“JMI Sumut Kritik Pemadaman Listrik Massal 2026: Infrastruktur Transmisi Sumut Terlalu Rapuh
Medan,Faktaonline.com – Perkumpulan Jurnalis Media Independen Sumatera Utara, JMI Sumut, menyampaikan pernyataan sikap terkait padamnya listrik massal yang melanda wilayah Sumut dan sekitarnya pada 22 Mei 2026.
Dalam rilis yang diterima redaksi, JMI Sumut menyebut insiden tersebut bukan sekadar gangguan teknis. Gangguan pada jalur transmisi 275 kV Muara Bungo–Sungai Rumbai di Jambi menyebabkan sistem interkoneksi Sumatera Bagian Utara terpisah dan padam total hingga ke Aceh.
“Listrik adalah kebutuhan vital yang menyangkut layanan kesehatan, pendidikan, ekonomi UMKM, dan keamanan publik.
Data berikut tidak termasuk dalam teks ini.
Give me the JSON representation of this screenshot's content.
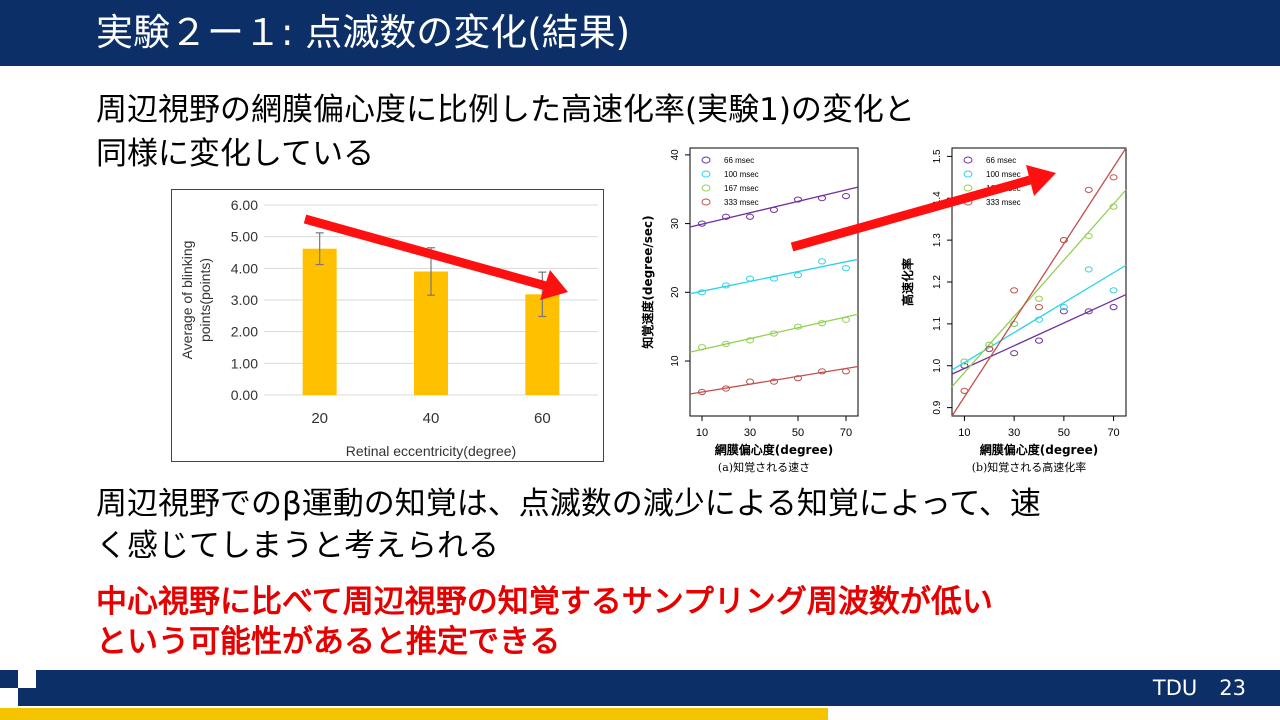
{
  "slide": {
    "title": "実験２ー１: 点滅数の変化(結果)",
    "para1_line1": "周辺視野の網膜偏心度に比例した高速化率(実験1)の変化と",
    "para1_line2": "同様に変化している",
    "para2_line1": "周辺視野でのβ運動の知覚は、点滅数の減少による知覚によって、速",
    "para2_line2": "く感じてしまうと考えられる",
    "conclusion_line1": "中心視野に比べて周辺視野の知覚するサンプリング周波数が低い",
    "conclusion_line2": "という可能性があると推定できる",
    "footer_org": "TDU",
    "page_number": "23"
  },
  "colors": {
    "navy": "#0b2f66",
    "yellow": "#f5c400",
    "accent_red": "#e60000",
    "bar": "#ffc000"
  },
  "chart_data": [
    {
      "type": "bar",
      "categories": [
        "20",
        "40",
        "60"
      ],
      "values": [
        4.62,
        3.9,
        3.18
      ],
      "errors": [
        0.5,
        0.75,
        0.7
      ],
      "yticks": [
        "0.00",
        "1.00",
        "2.00",
        "3.00",
        "4.00",
        "5.00",
        "6.00"
      ],
      "ylim": [
        0,
        6
      ],
      "xlabel": "Retinal eccentricity(degree)",
      "ylabel_line1": "Average of blinking",
      "ylabel_line2": "points(points)",
      "grid": true
    },
    {
      "type": "scatter",
      "xticks": [
        "10",
        "30",
        "50",
        "70"
      ],
      "yticks": [
        "10",
        "20",
        "30",
        "40"
      ],
      "xlim": [
        5,
        75
      ],
      "ylim": [
        2,
        41
      ],
      "xlabel": "網膜偏心度(degree)",
      "ylabel": "知覚速度(degree/sec)",
      "caption": "(a)知覚される速さ",
      "series": [
        {
          "name": "66 msec",
          "color": "#7030a0",
          "x": [
            10,
            20,
            30,
            40,
            50,
            60,
            70
          ],
          "y": [
            30,
            31,
            31,
            32,
            33.5,
            33.7,
            34
          ],
          "fit": [
            [
              5,
              29.5
            ],
            [
              75,
              35.3
            ]
          ]
        },
        {
          "name": "100 msec",
          "color": "#2ad4e8",
          "x": [
            10,
            20,
            30,
            40,
            50,
            60,
            70
          ],
          "y": [
            20,
            21,
            22,
            22,
            22.5,
            24.5,
            23.5
          ],
          "fit": [
            [
              5,
              19.8
            ],
            [
              75,
              24.8
            ]
          ]
        },
        {
          "name": "167 msec",
          "color": "#92d050",
          "x": [
            10,
            20,
            30,
            40,
            50,
            60,
            70
          ],
          "y": [
            12,
            12.5,
            13,
            14,
            15,
            15.5,
            16
          ],
          "fit": [
            [
              5,
              11.3
            ],
            [
              75,
              16.8
            ]
          ]
        },
        {
          "name": "333 msec",
          "color": "#c0504d",
          "x": [
            10,
            20,
            30,
            40,
            50,
            60,
            70
          ],
          "y": [
            5.5,
            6,
            7,
            7,
            7.5,
            8.5,
            8.5
          ],
          "fit": [
            [
              5,
              5.2
            ],
            [
              75,
              9.2
            ]
          ]
        }
      ]
    },
    {
      "type": "scatter",
      "xticks": [
        "10",
        "30",
        "50",
        "70"
      ],
      "yticks": [
        "0.9",
        "1.0",
        "1.1",
        "1.2",
        "1.3",
        "1.4",
        "1.5"
      ],
      "xlim": [
        5,
        75
      ],
      "ylim": [
        0.88,
        1.52
      ],
      "xlabel": "網膜偏心度(degree)",
      "ylabel": "高速化率",
      "caption": "(b)知覚される高速化率",
      "series": [
        {
          "name": "66 msec",
          "color": "#7030a0",
          "x": [
            10,
            20,
            30,
            40,
            50,
            60,
            70
          ],
          "y": [
            1.0,
            1.04,
            1.03,
            1.06,
            1.13,
            1.13,
            1.14
          ],
          "fit": [
            [
              5,
              0.98
            ],
            [
              75,
              1.17
            ]
          ]
        },
        {
          "name": "100 msec",
          "color": "#2ad4e8",
          "x": [
            10,
            20,
            30,
            40,
            50,
            60,
            70
          ],
          "y": [
            1.01,
            1.05,
            1.1,
            1.11,
            1.14,
            1.23,
            1.18
          ],
          "fit": [
            [
              5,
              0.99
            ],
            [
              75,
              1.24
            ]
          ]
        },
        {
          "name": "167 msec",
          "color": "#92d050",
          "x": [
            10,
            20,
            30,
            40,
            50,
            60,
            70
          ],
          "y": [
            1.01,
            1.05,
            1.1,
            1.16,
            1.3,
            1.31,
            1.38
          ],
          "fit": [
            [
              5,
              0.95
            ],
            [
              75,
              1.42
            ]
          ]
        },
        {
          "name": "333 msec",
          "color": "#c0504d",
          "x": [
            10,
            20,
            30,
            40,
            50,
            60,
            70
          ],
          "y": [
            0.94,
            1.04,
            1.18,
            1.14,
            1.3,
            1.42,
            1.45
          ],
          "fit": [
            [
              5,
              0.88
            ],
            [
              75,
              1.52
            ]
          ]
        }
      ]
    }
  ]
}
Pemadaman berulang menunjukkan lemahnya jaminan negara dalam memenuhi hak dasar warga,” tulis Sekretaris Perkumpulan Jurnalis Media Independen ( JMI ) Sumatera utara, T. Sofy Anwar SH, dalam pernyataan resminya, di Medan, Sabtu 23 Mei 2026.
JMI Sumut juga menyoroti keterlambatan informasi resmi dari pihak PLN saat kejadian. Menurut Yopie, keterbukaan informasi yang cepat dan jujur menjadi hak warga agar bisa melakukan antisipasi.
*Tuntutan JMI Sumut*
1. Mendesak PLN dan Kementerian ESDM mempublikasikan hasil audit sistem interkoneksi Sumatera dan jadwal penguatan jaringan di Sumut.
2. Mendesak Pemprov Sumut membentuk posko krisis energi bersama BPBD dan PLN untuk mempercepat pemulihan saat bencana.
3. Meminta adanya mekanisme kompensasi yang jelas bagi pelanggan yang dirugikan akibat padam berkepanjangan.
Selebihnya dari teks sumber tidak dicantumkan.